We see another run in when Mr. Clennam attempts to assist a local inventor, Mr. Doyce, whose inventions are locked up in the endless paperwork of the Circumlocution office awaiting patents. Andrew Davies’ BBC series adaption depicts this brilliantly, with a roundabout staircase littered with papers and files, secretaries sitting by talking but doing no work, holding up all the business of the country. Such is today the machinery of government and business; the outcome of government that is not based on justice but on the wealth and connection of the upper crust.
In the end, every character in the book gets what they deserve (and a few what they do not deserve, such as poor Arthur Clennam).
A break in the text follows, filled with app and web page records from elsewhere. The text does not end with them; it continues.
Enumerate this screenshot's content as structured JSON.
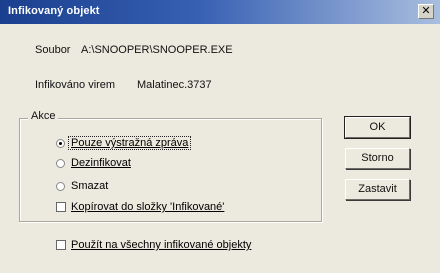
{
  "window": {
    "title": "Infikovaný objekt",
    "close_glyph": "✕"
  },
  "info": {
    "file_label": "Soubor",
    "file_value": "A:\\SNOOPER\\SNOOPER.EXE",
    "virus_label": "Infikováno virem",
    "virus_value": "Malatinec.3737"
  },
  "actions": {
    "group_title": "Akce",
    "options": [
      {
        "label": "Pouze výstražná zpráva",
        "type": "radio",
        "selected": true
      },
      {
        "label": "Dezinfikovat",
        "type": "radio",
        "selected": false
      },
      {
        "label": "Smazat",
        "type": "radio",
        "selected": false
      },
      {
        "label": "Kopírovat do složky 'Infikované'",
        "type": "checkbox",
        "checked": false
      }
    ]
  },
  "apply_all": {
    "label": "Použít na všechny infikované objekty",
    "checked": false
  },
  "buttons": {
    "ok": "OK",
    "cancel": "Storno",
    "stop": "Zastavit"
  }
}
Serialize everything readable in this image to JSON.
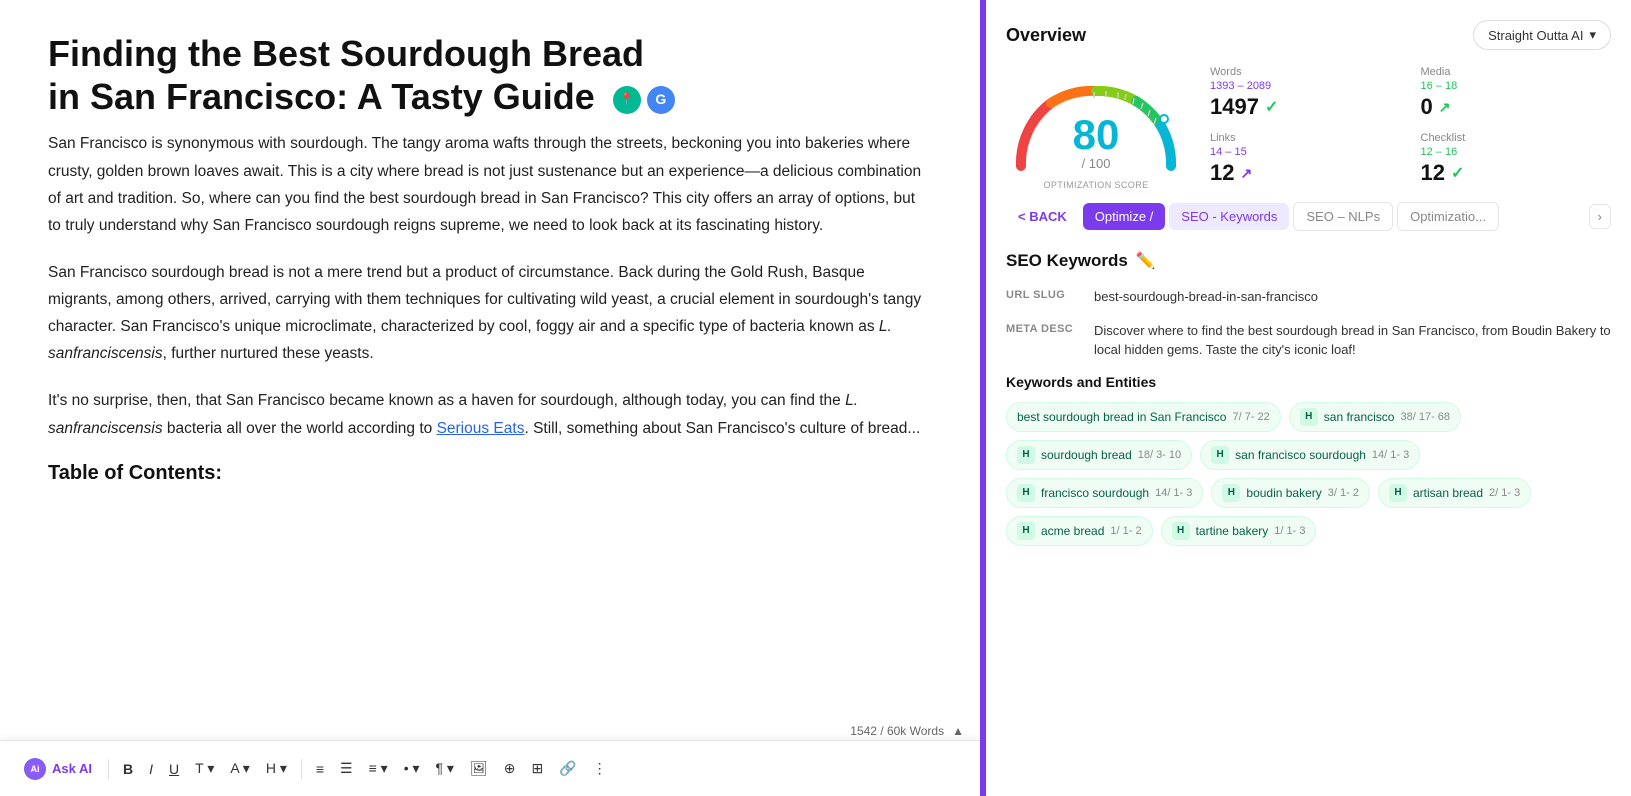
{
  "editor": {
    "title_line1": "Finding the Best Sourdough Bread",
    "title_line2": "in San Francisco: A Tasty Guide",
    "paragraphs": [
      "San Francisco is synonymous with sourdough. The tangy aroma wafts through the streets, beckoning you into bakeries where crusty, golden brown loaves await. This is a city where bread is not just sustenance but an experience—a delicious combination of art and tradition. So, where can you find the best sourdough bread in San Francisco? This city offers an array of options, but to truly understand why San Francisco sourdough reigns supreme, we need to look back at its fascinating history.",
      "San Francisco sourdough bread is not a mere trend but a product of circumstance. Back during the Gold Rush, Basque migrants, among others, arrived, carrying with them techniques for cultivating wild yeast, a crucial element in sourdough's tangy character. San Francisco's unique microclimate, characterized by cool, foggy air and a specific type of bacteria known as L. sanfranciscensis, further nurtured these yeasts.",
      "It's no surprise, then, that San Francisco became known as a haven for sourdough, although today, you can find the L. sanfranciscensis bacteria all over the world according to Serious Eats. Still, something about San Francisco's culture of bread..."
    ],
    "word_count": "1542 / 60k Words",
    "table_of_contents": "Table of Contents:",
    "toolbar": {
      "ask_ai": "Ask AI",
      "ai_label": "Ai"
    }
  },
  "overview": {
    "title": "Overview",
    "dropdown_label": "Straight Outta AI",
    "stats": {
      "words_label": "Words",
      "words_range": "1393 – 2089",
      "words_value": "1497",
      "media_label": "Media",
      "media_range": "16 – 18",
      "media_value": "0",
      "links_label": "Links",
      "links_range": "14 – 15",
      "links_value": "12",
      "checklist_label": "Checklist",
      "checklist_range": "12 – 16",
      "checklist_value": "12"
    },
    "gauge": {
      "score": "80",
      "denom": "/ 100",
      "label": "OPTIMIZATION SCORE"
    }
  },
  "tabs": {
    "back": "< BACK",
    "optimize": "Optimize /",
    "seo_keywords": "SEO - Keywords",
    "seo_nlps": "SEO – NLPs",
    "optimization": "Optimizatio..."
  },
  "seo_keywords": {
    "title": "SEO Keywords",
    "url_slug_label": "URL SLUG",
    "url_slug_value": "best-sourdough-bread-in-san-francisco",
    "meta_desc_label": "META DESC",
    "meta_desc_value": "Discover where to find the best sourdough bread in San Francisco, from Boudin Bakery to local hidden gems. Taste the city's iconic loaf!",
    "keywords_title": "Keywords and Entities",
    "keywords": [
      {
        "text": "best sourdough bread in San Francisco",
        "nums": "7/ 7- 22",
        "type": "green",
        "has_h": false
      },
      {
        "text": "san francisco",
        "nums": "38/ 17- 68",
        "type": "green",
        "has_h": true
      },
      {
        "text": "sourdough bread",
        "nums": "18/ 3- 10",
        "type": "green",
        "has_h": true
      },
      {
        "text": "san francisco sourdough",
        "nums": "14/ 1- 3",
        "type": "green",
        "has_h": true
      },
      {
        "text": "francisco sourdough",
        "nums": "14/ 1- 3",
        "type": "green",
        "has_h": true
      },
      {
        "text": "boudin bakery",
        "nums": "3/ 1- 2",
        "type": "green",
        "has_h": true
      },
      {
        "text": "artisan bread",
        "nums": "2/ 1- 3",
        "type": "green",
        "has_h": true
      },
      {
        "text": "acme bread",
        "nums": "1/ 1- 2",
        "type": "green",
        "has_h": true
      },
      {
        "text": "tartine bakery",
        "nums": "1/ 1- 3",
        "type": "green",
        "has_h": true
      }
    ]
  }
}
Confronted with the shadow of confinement from which he never escapes, William Dorrit goes mad and dies with his wealth, but without real freedom. We see along with the conceited pride and despair of Mr. Dorrit the unforgiving caprice of Mrs. Clennam, and in an assortment of other characters, the character of Dickens’ father and even of Dickens himself.
Secondarily, we find in the book today’s poor, who are not merely marginalized, but also imprisoned in prisons of debt and consumerism. The prison of our poor is indeed created from above, especially through the hand of today’s economy of debt-based money creation. Yet it is also true that it is bought and built from below. The prestige and pride of having so many cheap appliances, usually bought on credit, becomes the servitude of the poor who are in a debtor’s prison made to look as glorious as a Hilton, but is just as enslaving. A man from India once observed, “Your poor are fat!” They are still not free.
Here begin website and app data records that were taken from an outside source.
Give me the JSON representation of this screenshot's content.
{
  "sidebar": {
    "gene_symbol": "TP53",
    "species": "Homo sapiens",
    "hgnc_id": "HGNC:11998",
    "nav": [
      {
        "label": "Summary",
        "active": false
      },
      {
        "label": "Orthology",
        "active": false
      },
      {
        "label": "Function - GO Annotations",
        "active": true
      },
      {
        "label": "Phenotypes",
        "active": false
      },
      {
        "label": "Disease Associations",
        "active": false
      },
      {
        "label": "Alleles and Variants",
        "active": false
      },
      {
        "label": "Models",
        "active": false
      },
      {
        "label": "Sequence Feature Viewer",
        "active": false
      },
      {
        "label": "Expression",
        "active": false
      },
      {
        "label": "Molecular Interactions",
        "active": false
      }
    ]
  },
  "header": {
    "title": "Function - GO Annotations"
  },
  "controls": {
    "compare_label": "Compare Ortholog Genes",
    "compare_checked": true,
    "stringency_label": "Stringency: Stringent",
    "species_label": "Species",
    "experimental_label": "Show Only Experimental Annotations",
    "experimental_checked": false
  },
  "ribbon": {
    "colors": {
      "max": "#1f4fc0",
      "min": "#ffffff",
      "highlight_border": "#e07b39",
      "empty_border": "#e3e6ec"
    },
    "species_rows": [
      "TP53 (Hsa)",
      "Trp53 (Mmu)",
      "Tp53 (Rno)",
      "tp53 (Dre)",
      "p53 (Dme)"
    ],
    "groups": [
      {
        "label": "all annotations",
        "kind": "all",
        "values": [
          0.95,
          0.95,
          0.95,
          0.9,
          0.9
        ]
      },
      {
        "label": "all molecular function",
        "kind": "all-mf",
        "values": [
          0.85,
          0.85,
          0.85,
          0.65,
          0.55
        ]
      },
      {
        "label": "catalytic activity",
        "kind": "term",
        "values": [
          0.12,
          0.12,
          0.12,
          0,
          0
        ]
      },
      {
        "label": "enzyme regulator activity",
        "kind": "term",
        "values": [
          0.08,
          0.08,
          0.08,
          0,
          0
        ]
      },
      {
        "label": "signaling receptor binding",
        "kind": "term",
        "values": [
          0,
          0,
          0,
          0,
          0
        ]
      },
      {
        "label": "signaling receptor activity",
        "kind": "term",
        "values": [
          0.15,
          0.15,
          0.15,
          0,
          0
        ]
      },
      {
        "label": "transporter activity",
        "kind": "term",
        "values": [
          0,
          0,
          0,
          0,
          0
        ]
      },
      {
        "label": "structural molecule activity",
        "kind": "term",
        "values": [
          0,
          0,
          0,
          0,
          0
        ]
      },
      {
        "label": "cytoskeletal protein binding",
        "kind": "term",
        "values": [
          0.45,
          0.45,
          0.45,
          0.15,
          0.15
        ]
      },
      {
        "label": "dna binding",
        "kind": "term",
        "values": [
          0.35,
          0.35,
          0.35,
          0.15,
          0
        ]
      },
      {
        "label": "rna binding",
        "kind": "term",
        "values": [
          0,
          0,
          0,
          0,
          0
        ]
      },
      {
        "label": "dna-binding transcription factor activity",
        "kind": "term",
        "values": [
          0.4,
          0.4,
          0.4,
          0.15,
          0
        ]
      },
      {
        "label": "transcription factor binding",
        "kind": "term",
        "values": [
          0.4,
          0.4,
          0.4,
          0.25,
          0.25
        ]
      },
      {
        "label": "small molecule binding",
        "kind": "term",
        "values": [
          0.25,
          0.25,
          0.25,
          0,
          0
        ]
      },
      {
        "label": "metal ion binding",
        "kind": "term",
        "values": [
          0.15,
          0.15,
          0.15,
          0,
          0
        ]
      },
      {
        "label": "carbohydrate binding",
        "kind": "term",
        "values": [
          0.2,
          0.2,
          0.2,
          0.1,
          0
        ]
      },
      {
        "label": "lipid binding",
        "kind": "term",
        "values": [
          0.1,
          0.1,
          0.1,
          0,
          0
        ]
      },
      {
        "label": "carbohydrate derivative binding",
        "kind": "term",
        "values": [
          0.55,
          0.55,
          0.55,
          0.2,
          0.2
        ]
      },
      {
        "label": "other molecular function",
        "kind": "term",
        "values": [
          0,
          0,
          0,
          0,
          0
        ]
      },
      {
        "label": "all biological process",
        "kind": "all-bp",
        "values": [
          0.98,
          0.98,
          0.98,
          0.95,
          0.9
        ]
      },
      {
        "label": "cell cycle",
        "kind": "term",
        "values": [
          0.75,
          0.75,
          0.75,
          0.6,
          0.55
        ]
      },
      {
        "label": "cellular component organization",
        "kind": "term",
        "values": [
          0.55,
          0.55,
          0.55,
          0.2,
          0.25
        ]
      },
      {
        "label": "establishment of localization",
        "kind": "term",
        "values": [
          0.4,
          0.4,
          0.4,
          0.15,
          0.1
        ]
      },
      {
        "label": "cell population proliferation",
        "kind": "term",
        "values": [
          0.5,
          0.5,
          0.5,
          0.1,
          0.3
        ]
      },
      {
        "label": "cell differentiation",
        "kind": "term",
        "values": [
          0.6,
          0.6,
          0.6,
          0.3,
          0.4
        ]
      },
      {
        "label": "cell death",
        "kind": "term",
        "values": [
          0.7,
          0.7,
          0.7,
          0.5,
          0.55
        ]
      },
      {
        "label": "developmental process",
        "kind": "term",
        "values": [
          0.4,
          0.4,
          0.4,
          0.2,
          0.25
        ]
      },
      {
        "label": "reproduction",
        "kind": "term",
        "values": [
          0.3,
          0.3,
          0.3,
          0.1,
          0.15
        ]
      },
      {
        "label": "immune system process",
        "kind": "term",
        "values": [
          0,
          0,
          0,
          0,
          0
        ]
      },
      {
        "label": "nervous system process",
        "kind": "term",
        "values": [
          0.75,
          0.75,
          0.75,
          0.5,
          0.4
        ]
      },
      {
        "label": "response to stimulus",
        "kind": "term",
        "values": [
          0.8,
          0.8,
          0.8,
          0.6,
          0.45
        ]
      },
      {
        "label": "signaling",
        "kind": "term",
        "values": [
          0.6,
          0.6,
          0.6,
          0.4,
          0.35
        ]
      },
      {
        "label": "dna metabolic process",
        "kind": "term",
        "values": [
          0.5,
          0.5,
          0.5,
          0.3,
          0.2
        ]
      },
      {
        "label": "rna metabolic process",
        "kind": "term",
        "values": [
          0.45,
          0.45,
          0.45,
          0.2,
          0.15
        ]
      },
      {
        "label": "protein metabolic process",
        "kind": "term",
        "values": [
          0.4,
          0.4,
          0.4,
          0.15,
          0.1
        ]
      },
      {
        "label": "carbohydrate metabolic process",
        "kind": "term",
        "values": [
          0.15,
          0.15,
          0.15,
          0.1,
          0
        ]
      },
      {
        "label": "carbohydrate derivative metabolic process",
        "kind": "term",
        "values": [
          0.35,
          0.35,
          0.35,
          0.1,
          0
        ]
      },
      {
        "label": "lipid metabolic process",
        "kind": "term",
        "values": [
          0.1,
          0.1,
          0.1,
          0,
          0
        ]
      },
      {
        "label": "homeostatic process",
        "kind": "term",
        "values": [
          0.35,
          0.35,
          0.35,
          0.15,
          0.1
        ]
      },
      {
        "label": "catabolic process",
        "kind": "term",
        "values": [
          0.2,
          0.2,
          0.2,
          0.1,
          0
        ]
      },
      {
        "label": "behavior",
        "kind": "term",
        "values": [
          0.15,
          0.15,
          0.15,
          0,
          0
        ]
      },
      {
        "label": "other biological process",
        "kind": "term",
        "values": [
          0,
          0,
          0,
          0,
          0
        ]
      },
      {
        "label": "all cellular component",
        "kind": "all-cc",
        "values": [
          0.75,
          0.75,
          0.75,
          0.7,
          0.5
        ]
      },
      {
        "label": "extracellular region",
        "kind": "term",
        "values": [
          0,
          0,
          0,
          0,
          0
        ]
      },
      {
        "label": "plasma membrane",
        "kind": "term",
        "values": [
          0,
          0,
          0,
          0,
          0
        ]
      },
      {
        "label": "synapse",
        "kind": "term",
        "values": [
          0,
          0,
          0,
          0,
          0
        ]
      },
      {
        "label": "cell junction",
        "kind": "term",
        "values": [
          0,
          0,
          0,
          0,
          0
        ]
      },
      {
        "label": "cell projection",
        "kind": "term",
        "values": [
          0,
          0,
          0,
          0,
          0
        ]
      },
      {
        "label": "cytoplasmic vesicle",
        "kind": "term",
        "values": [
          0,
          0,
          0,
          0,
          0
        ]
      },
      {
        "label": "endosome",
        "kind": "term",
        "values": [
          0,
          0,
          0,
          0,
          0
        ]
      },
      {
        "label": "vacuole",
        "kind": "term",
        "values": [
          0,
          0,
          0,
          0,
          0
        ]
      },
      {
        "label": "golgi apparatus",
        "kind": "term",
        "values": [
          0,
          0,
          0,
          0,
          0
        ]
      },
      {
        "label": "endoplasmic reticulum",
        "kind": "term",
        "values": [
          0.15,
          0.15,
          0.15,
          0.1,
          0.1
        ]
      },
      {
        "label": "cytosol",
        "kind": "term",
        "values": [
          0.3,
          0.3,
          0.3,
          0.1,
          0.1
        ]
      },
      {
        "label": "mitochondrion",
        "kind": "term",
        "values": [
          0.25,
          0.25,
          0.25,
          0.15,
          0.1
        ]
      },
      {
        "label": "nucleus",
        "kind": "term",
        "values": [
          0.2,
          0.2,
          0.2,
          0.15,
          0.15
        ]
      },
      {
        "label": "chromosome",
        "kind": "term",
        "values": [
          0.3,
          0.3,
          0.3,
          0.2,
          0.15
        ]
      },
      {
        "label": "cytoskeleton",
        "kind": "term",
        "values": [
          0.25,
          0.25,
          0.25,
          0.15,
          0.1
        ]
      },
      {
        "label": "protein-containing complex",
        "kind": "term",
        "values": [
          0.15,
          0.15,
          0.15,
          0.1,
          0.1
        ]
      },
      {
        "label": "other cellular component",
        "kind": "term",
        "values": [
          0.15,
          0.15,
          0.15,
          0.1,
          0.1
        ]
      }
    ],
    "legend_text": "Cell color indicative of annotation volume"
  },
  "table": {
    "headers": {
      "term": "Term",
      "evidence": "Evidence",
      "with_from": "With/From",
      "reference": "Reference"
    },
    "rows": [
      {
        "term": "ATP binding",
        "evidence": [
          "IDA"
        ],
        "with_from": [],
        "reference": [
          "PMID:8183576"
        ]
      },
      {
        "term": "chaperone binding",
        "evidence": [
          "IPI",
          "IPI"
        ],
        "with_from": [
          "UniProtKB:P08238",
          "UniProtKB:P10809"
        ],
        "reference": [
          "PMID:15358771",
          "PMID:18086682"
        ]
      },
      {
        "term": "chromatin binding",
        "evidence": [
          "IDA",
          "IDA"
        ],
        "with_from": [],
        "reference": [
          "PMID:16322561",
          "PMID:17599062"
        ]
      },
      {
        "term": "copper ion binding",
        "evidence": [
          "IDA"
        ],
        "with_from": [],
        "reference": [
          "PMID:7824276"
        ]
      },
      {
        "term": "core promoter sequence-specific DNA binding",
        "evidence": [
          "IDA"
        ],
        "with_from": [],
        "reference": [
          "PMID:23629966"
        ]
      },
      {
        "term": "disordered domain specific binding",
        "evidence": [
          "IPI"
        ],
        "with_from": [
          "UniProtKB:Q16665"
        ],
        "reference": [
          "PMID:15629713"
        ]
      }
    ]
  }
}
Lastly, what we can take away from Little Dorrit? Debtors prisons, dastardly villains, evil bankers, and heroes. We can become Mr. Dorrit, looking for others to entreat us, pamper us, and pity us in all the wrong ways, and turn around with ingratitude when things change for the better. The book is not a book on the evils of wealth, but the evils of pride and despair, the twin prisons of the Marshalsea and “society”, each of which have only one escape, virtue. Economics placing value on human life and human experience, and love which makes it meaningful. I fear if no Marshalseas are being built now, our society builds them in their hearts.